Het incorporatiecriterium voor onroerende goederen is aldus een functioneel criterium geworden. Het oude criterium dat slechts van incorporatie sprake was bij een verbinding met de grond derwijze dat het goed niet meer kon worden gescheiden zonder breekwerk of beschadiging is aldus verlaten.
Incorporatie houdt in dat een voorwerp duurzaam op een bepaalde plaats blijft en daar is verbonden met de grond, ook als het eenvoudig verplaatsbaar is of zelfs beperkte, functionele bewegingen maakt.
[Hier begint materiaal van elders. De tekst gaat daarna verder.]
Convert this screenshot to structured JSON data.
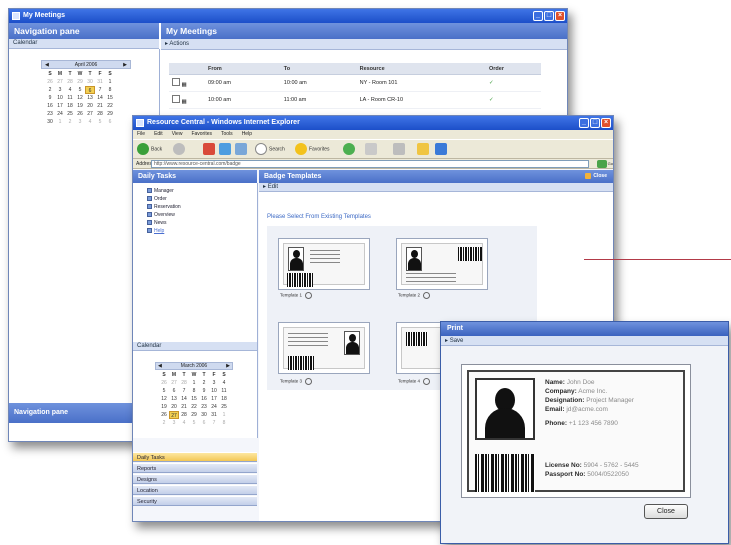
{
  "meetings_window": {
    "title": "My Meetings",
    "nav_header": "Navigation pane",
    "calendar_label": "Calendar",
    "month_label": "April 2006",
    "weekday_headers": [
      "S",
      "M",
      "T",
      "W",
      "T",
      "F",
      "S"
    ],
    "calendar_days": [
      "26",
      "27",
      "28",
      "29",
      "30",
      "31",
      "1",
      "2",
      "3",
      "4",
      "5",
      "6",
      "7",
      "8",
      "9",
      "10",
      "11",
      "12",
      "13",
      "14",
      "15",
      "16",
      "17",
      "18",
      "19",
      "20",
      "21",
      "22",
      "23",
      "24",
      "25",
      "26",
      "27",
      "28",
      "29",
      "30",
      "1",
      "2",
      "3",
      "4",
      "5",
      "6"
    ],
    "selected_day": "6",
    "main_header": "My Meetings",
    "toolbar_label": "Actions",
    "table_headers": [
      "From",
      "To",
      "Resource",
      "Order"
    ],
    "rows": [
      {
        "from": "09:00 am",
        "to": "10:00 am",
        "resource": "NY - Room 101",
        "order": "✓"
      },
      {
        "from": "10:00 am",
        "to": "11:00 am",
        "resource": "LA - Room CR-10",
        "order": "✓"
      }
    ],
    "footer": "Navigation pane"
  },
  "browser_window": {
    "title": "Resource Central - Windows Internet Explorer",
    "menu": [
      "File",
      "Edit",
      "View",
      "Favorites",
      "Tools",
      "Help"
    ],
    "toolbar": {
      "back": "Back",
      "search": "Search",
      "favorites": "Favorites"
    },
    "address_label": "Address",
    "address_value": "http://www.resource-central.com/badge",
    "go_label": "Go",
    "left_header": "Daily Tasks",
    "tree_items": [
      "Manager",
      "Order",
      "Reservation",
      "Overview",
      "News",
      "Help"
    ],
    "calendar_label": "Calendar",
    "month_label": "March 2006",
    "calendar_days": [
      "26",
      "27",
      "28",
      "1",
      "2",
      "3",
      "4",
      "5",
      "6",
      "7",
      "8",
      "9",
      "10",
      "11",
      "12",
      "13",
      "14",
      "15",
      "16",
      "17",
      "18",
      "19",
      "20",
      "21",
      "22",
      "23",
      "24",
      "25",
      "26",
      "27",
      "28",
      "29",
      "30",
      "31",
      "1",
      "2",
      "3",
      "4",
      "5",
      "6",
      "7",
      "8"
    ],
    "selected_day": "27",
    "accordion": [
      "Daily Tasks",
      "Reports",
      "Designs",
      "Location",
      "Security"
    ],
    "right_header": "Badge Templates",
    "close_label": "Close",
    "sub_toolbar": "Edit",
    "instruction": "Please Select From Existing Templates",
    "templates": [
      "Template 1",
      "Template 2",
      "Template 3",
      "Template 4"
    ]
  },
  "preview_window": {
    "title": "Print",
    "sub_toolbar": "Save",
    "fields": [
      {
        "label": "Name:",
        "value": "John Doe"
      },
      {
        "label": "Company:",
        "value": "Acme Inc."
      },
      {
        "label": "Designation:",
        "value": "Project Manager"
      },
      {
        "label": "Email:",
        "value": "jd@acme.com"
      },
      {
        "label": "Phone:",
        "value": "+1 123 456 7890"
      }
    ],
    "id_fields": [
      {
        "label": "License No:",
        "value": "5904 - 5762 - 5445"
      },
      {
        "label": "Passport No:",
        "value": "5004/0522050"
      }
    ],
    "close_button": "Close"
  },
  "colors": {
    "title_blue": "#1c4fc9",
    "pane_header": "#4a70c8",
    "accent_line": "#b23a48",
    "selected_day": "#f2cf52"
  }
}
Onderdeel van het gebouw zijn alle goederen die één geheel vormen met het gebouw of bouwwerk en noodzakelijk zijn om het gebouw te voltooien voor zijn normaal gebruik. Zij zijn onroerend uit hun aard, door hun functie in het gebouw, ook al kan men ze wegnemen zonder beschadiging (R. Derine, F. Van Neste en H. Vandenberghe, Zakenrecht, in Beginselen van Belgisch Privaatrecht, 1978, IA, nr. 43A). Te denken valt aan water-, gas- of elektriciteitsleidingen, verwarming, klimaattoestellen, zonnepanelen, warmtepompen, zonweringen, liften, waterverzachters, sanitaire installaties, ingemaakte kasten deuren, trappen, rolluiken.
Uittreksel het nieuw Burgerlijk Wetboek
Art. 3.47. Onroerende goederen uit hun aard, door incorporatie of door bestemming: definitie
Onroerend uit hun aard zijn de grond en de samenstellende volumes, die in drie dimensies zijn bepaald.
Onroerend door incorporatie zijn alle bouwwerken en beplantingen die, doordat zij geïncorporeerd zijn in onroerende goederen uit hun aard, hiervan een inherent bestanddeel vormen.
Ook inherente bestanddelen van deze bouwwerken en beplantingen zijn onroerend door incorporatie, ongeacht of zij geïncorporeerd zijn.
Accessoria van een onroerend goed worden geacht onroerend door bestemming te zijn.
Art. 3.48. Bijzondere regels
De partijen kunnen overeenkomen om het goed vervroegd als roerend te beschouwen doordat het binnen een technisch en economisch redelijke termijn zal worden losgemaakt.
Een element dat tijdelijk losgemaakt is van het onroerend goed en daaraan terug zal worden verbonden, blijft onroerend.
Uittreksel uit het oud burgerlijk wetboek:
Art. 517. Goederen zijn onroerend, of uit hun aard, of door hun bestemming, of door het voorwerp waarop zij betrekking hebben.
Art. 518. Onroerend uit hun aard zijn gronderven en gebouwen.
Art. 519. Onroerend uit hun aard zijn ook windmolens of watermolens die op palen staan en van het gebouw deel uitmaken.
Art. 520. Wortelvaste veldvruchten en onafgeplukte boomvruchten zijn eveneens onroerend.
Zodra het graan is afgemaaid en de vruchten zijn afgescheiden, zijn zij roerend, ook al zijn zij nog niet weggehaald.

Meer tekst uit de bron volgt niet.